Finance and Corporate Affairs Minister Nirmala Sitharaman will hold pre-Budget consultations with industry captains on December 30.
The meeting, scheduled a month before Sitharaman will present her eighth consecutive Budget in the Parliament, comes at a time when the Indian economy is grappling with signs of a slowdown.
After robust growth over the last three years, the economy seems to have slowed down in the first half of the current financial year, with both fiscal and monetary policy remaining restrictive.
At their upcoming meeting with the Finance Minister, India Inc is now expected to pitch for measures to boost consumption, which is the largest component of GDP, to support high growth.
While there has been some revival in private investments, global uncertainties—arising from sluggish economic recovery, geopolitical conflicts, and excess capacity in China, among other factors—continue to impede a broad-based recovery in private-sector investment.
Capex-led growth
Industry representatives are likely to pitch for measures that would steer the economy through challenging times with a bold and forward-looking fiscal blueprint, sources said.
In their pre-Budget discussions with Sitharaman and top Finance Ministry officials, industry leaders and heads of apex chambers of commerce are widely expected to urge the Centre to continue with the capex-led growth strategy followed in the recent years.
This approach, which has been central to recent Budgets, is aimed at bolstering infrastructure, generating employment, and crowding in private investments.
Corporates believe that sustained public investment in infrastructure and logistics will not only create a multiplier effect on economic activity but also catalyse private investment.
Single window for regulations
In its proposals for Union Budget 2025-26, the CII has made a case for increasing the public capital expenditure by 25 per cent over 2024-25 (BE) to ₹13.9 lakh crore. Infrastructure related to rural areas, agriculture and the social sector (healthcare, education etc) should be given greater priority, CII has said.
The new FICCI President Harsha Vardhan Agarwal recently told businessline that the apex chamber is advocating a 15 per cent hike in Central government capex for 2025-26.
Sitharaman has consistently emphasised the importance of balancing growth with fiscal prudence. The CII has now said that the Union Budget 2025-26 should make interventions to support all engines of growth while continuing on the glide path announced for fiscal deficit and bring it to 4.5 per cent of GDP in 2025-26.
A case has also been made by the CII to further improve the ease of doing business by bringing all regulatory approvals of Centre, States and local governments on the National Single Window System (NSWS).
All eyes on the Budget
With GDP growth expected to moderate this fiscal— from the 8.2 per cent recorded in 2023-24 —due to global headwinds and domestic constraints, the upcoming Budget is being keenly watched for measures that can reinvigorate growth.

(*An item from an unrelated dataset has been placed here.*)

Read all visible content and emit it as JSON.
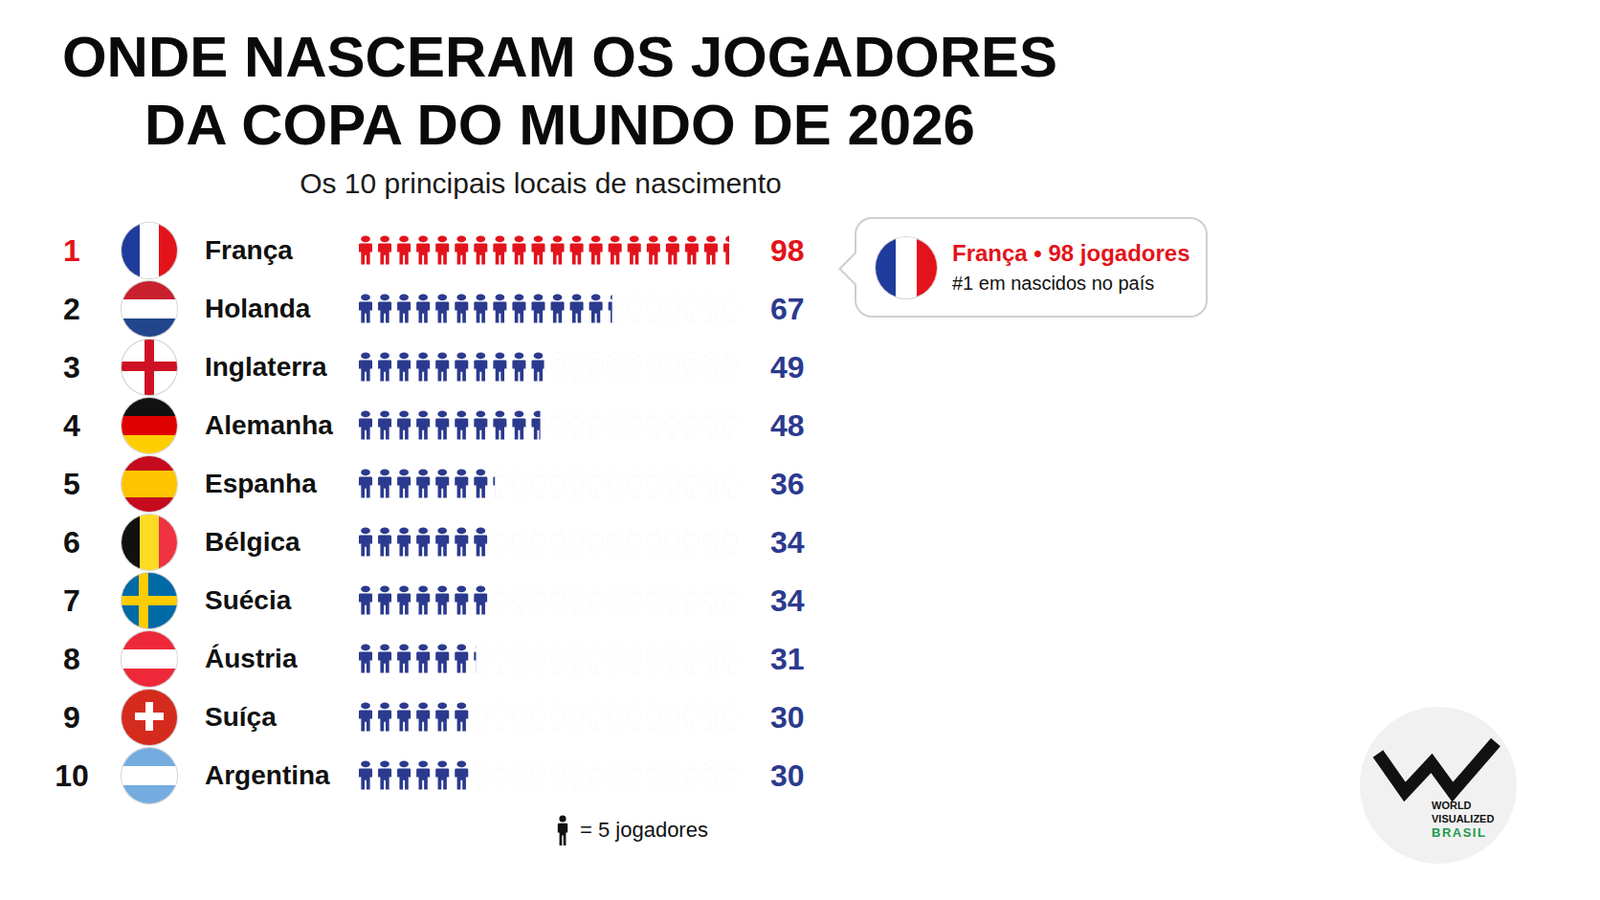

Industry chambers such as the CII have emphasised that India’s real GDP must grow at a compound annual growth rate (CAGR) of 7.5–8 percent over the next 25 years for the country to achieve developed-nation status.
Industry representatives are expected to push for policies that enhance ease of doing business, incentivise investments and reduce the cost of capital, at the December 30 meeting.
A demand for more targeted incentives to boost private sector participation in sectors like manufacturing, technology, and green energy, which are critical to sustaining long-term grow, is also likely to be put forward.